SOS for PSOD

The PSOD as we all know is probably not the best way to start your day. In most cases one goes through this experience mostly due to hardware issues. I have come across a few over the years and it has been issues with MB, bad NIC, bad HBA and what not. At times this could also be due to a combination of things, that are annoying but also rewarding in hindsight.

Whatever the case might be, it’s generally not the best thing in the world and not a lot of fun. Unless it’s your first one, then I can understand the excitement and the anxiety. I came across this awesome post that I must share. It has a list of some very useful kb articles related to PSOD. Yes, this is also my way of bookmarking this awesome post. I would recommend you bookmark that link as well for a rainy day when your screen goes purple. I am hoping they will keep this post updated.
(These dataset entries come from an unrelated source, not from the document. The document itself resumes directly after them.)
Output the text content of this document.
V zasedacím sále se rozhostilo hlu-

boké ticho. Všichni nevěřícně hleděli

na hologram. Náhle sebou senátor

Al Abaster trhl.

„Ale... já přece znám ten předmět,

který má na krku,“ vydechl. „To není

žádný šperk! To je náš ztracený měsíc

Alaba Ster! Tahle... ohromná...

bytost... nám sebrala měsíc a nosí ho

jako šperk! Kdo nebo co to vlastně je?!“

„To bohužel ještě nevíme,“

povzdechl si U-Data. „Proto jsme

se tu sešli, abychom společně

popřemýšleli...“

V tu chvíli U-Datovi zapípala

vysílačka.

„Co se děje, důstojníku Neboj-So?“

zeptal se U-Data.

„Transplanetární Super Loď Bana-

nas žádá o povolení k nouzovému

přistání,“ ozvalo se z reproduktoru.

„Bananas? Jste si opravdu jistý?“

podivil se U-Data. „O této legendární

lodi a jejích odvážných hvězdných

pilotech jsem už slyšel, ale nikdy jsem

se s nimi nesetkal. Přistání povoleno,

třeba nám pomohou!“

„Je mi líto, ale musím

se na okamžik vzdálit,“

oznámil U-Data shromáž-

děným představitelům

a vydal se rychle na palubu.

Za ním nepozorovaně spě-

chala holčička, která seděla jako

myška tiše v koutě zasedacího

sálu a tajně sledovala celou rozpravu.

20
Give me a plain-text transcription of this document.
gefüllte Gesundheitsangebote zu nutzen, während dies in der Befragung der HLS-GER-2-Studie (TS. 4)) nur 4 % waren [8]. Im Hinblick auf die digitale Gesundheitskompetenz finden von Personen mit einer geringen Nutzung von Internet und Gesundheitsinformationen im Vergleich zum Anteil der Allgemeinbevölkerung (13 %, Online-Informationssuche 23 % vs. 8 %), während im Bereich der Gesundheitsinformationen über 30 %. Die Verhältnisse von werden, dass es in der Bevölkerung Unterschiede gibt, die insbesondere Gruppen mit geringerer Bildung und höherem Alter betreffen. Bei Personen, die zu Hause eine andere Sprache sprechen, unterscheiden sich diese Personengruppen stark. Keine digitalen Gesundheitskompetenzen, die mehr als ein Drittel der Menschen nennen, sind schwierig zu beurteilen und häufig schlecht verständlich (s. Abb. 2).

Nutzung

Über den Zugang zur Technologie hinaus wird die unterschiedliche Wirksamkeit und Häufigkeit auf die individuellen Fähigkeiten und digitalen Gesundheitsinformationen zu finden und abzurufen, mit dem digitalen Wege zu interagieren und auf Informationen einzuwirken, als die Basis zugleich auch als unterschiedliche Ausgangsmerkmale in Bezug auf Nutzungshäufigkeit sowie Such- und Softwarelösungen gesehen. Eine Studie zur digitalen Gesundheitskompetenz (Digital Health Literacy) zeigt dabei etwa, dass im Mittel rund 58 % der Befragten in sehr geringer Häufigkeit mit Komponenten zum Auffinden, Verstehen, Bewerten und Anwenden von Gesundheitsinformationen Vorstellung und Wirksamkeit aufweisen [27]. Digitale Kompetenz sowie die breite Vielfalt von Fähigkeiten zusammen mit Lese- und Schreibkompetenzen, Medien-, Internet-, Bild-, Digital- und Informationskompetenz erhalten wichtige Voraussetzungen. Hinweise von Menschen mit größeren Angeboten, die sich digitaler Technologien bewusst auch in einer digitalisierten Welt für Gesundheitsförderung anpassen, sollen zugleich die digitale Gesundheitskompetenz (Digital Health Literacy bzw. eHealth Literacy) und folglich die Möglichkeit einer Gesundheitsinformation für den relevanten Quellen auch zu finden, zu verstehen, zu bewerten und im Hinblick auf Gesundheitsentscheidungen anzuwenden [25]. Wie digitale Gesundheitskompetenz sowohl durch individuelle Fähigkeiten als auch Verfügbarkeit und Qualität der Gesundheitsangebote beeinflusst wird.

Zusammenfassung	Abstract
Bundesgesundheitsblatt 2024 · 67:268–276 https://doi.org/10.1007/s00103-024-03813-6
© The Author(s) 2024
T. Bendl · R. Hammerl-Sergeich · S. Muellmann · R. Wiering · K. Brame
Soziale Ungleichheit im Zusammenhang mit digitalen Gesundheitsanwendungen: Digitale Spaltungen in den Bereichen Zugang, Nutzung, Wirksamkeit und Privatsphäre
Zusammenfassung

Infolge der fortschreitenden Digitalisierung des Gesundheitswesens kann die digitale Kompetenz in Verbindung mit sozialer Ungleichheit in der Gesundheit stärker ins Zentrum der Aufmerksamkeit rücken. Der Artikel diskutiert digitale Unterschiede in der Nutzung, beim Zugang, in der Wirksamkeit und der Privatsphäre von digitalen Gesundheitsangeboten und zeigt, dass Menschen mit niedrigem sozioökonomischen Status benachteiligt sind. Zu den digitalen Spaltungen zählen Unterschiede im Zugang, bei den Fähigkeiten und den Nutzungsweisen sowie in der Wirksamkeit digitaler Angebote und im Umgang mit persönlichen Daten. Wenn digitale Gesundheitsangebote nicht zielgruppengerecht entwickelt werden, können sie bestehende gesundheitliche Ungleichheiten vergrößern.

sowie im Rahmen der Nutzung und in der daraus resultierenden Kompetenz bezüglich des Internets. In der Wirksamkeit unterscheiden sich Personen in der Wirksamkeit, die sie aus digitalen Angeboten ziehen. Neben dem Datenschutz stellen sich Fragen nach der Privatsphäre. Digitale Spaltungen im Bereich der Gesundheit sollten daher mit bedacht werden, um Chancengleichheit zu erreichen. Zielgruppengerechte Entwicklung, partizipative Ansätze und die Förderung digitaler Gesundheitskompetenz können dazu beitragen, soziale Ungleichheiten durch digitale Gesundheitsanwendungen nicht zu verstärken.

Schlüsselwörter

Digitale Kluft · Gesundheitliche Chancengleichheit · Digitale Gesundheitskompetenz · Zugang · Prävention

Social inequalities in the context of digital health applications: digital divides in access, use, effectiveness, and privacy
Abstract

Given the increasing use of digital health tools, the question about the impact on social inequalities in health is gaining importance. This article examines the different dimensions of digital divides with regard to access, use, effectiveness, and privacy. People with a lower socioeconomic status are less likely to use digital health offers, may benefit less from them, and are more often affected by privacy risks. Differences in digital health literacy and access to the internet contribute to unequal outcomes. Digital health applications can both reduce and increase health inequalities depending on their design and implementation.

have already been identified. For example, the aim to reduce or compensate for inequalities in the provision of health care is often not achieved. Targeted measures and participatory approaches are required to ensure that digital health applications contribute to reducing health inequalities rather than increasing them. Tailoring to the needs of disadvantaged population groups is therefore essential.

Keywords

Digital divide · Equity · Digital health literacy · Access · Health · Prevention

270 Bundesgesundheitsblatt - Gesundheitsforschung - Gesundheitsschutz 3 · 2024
Btw, I really like how they prefer calling it the “Purple screen of diagnostics” vs the “Purple screen of death”. Pretty creative aye. :)

PSOD (Esxi 4.1) Dell R710

The PSOD that has been talked about for years now finally made an entry to our datacenter this morning. The R710 that was spinning for a couple of days and still not part of anything special except for the plain ESXi installed on it stopped responding to my ping requests. Oblivious to what had happened, I called our network gurus to see if anything on their end was changed. Once it was confirmed that the network wasn’t tweaked, I decided to log on to the slow KVM to get to the console of this server. It got really silent and right before me was the PSOD on ESXi 4.1. I have been working with VMware for sometime now and I knew how big this really was. So I took a snapshot as a souvenir and hoped this would get me to the elite class of VMware engineers that I have so far only envied for.

From the PSOD it only made sense to look at the hardware side first. Upon running diagnostics, errors with PCIE came up. I figured it would be best to call dell and not reinvent the wheel. Sure enough once I was on the phone with dell, and upon sending the system logs from the DRAC, it was revealed that PCIE card on slot 2 (quad port NIC) was the culprit. We placed the card on slot 3 and now slot 3 started reporting issues. Luckily for us we had a few spare NIC cards that we ended up placing in this box. It has been up for hours now. No error logs reported yet, no orange LCD on the server and no purple screen of death.